Consistent and direct customer service is what makes a company great, so if there is a bad consumer experience, it doesn’t matter how much your CEO twitters, it won’t change anyone’s opinion of the company.
How to “get” Twitter
Thomas E. Vass, Market Economist and Business Capital Advisor www.BusinessCapitalAdvice.com
Heather O’Sullivan Canney, Community / Niche Marketer and Social Media Specialist www.HeatherO.com in a very interesting paper on the emergence of social networking say that people who don’t use twitter don’t “get it” because they have not invested time to do so.
They explain that the first task for a new user on Twitter is to designate who they want to follow, and then to elicit other users to “follow” them by “tweeting” valuable content. The term following is a Twitter euphemism for relationships. Other social media platforms call this idea “friends” or “fans.”
“Any one on Twitter can follow anyone else. There are no barriers. It is an open and diverse social network where relationships are based on the value and individual merit of the information exchanged between users. If the value of the information is low, then very few followers will be gained.
“Twitter creates a new equal opportunity for individual success based upon the idea of equal access to knowledge and information. The older market was based primarily on unequal access and control over knowledge and capital. This is the difference between a market based on unequal power relationships and open markets based upon equal opportunity for all
The authors say that critics of Twitter often note that many twitter users rarely use the medium after they first open an account. Others state that they “don’t get Twitter”. This is because the social capital is in the content. You can’t open an investment account and then expect to make a withdrawal, or even earn interest without first making a deposit! Of those who would claim that the information posted to Twitter is of “low value”, the proof is in the marketplace. Millions of users visit twitter daily, and those who provide valuable content, and actually engage with other users show measurable results in the increased value of their social capital.

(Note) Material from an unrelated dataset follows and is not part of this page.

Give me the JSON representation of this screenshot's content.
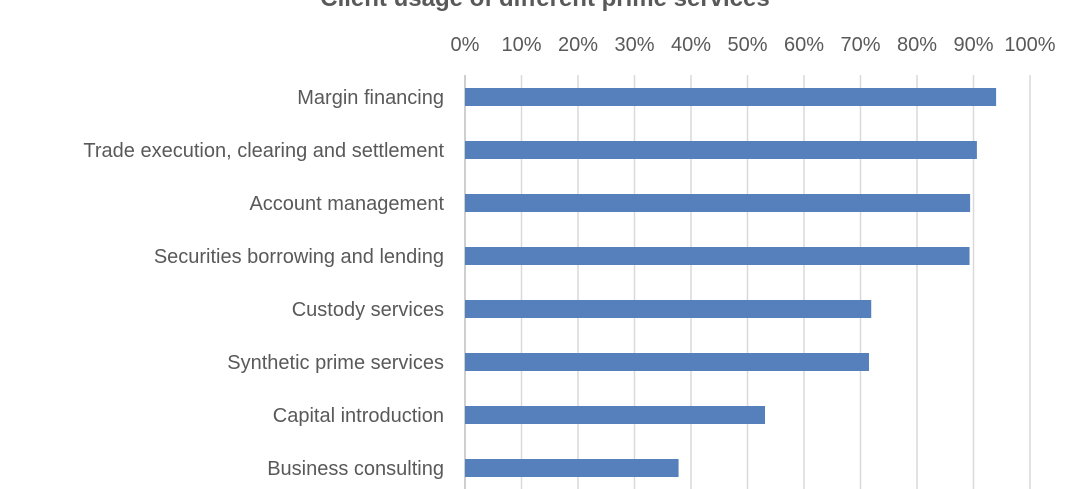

They give a strong warning: “In the newer economic theory, new markets evolve and there is never a return to the prior equilibrium.”
A recent study by Wetpaint and the Altimeter Group shows that companies that are “engaging” with users via social media experience as much as a 24% higher bottom line than those trying to use traditional “push marketing” approaches in the same medium. Clearly, connection is as critical as the content. Or, in the words of Chris Brogan and Julien Smith, “Marketing spend might start at awareness, but in the Trust Economy, communities are king, and ROI stands for Return on Influence.”
In summary, the market has shifted. The market platform of “the old way” has cracked. As more and more consumers embrace the new medium and technology, and become more aware of the availability of consumer driven alternatives, the chasm will simply increase. The only question is, what side of the gulf will you be on?
Will you be a social networker, or one of those who don’t get it?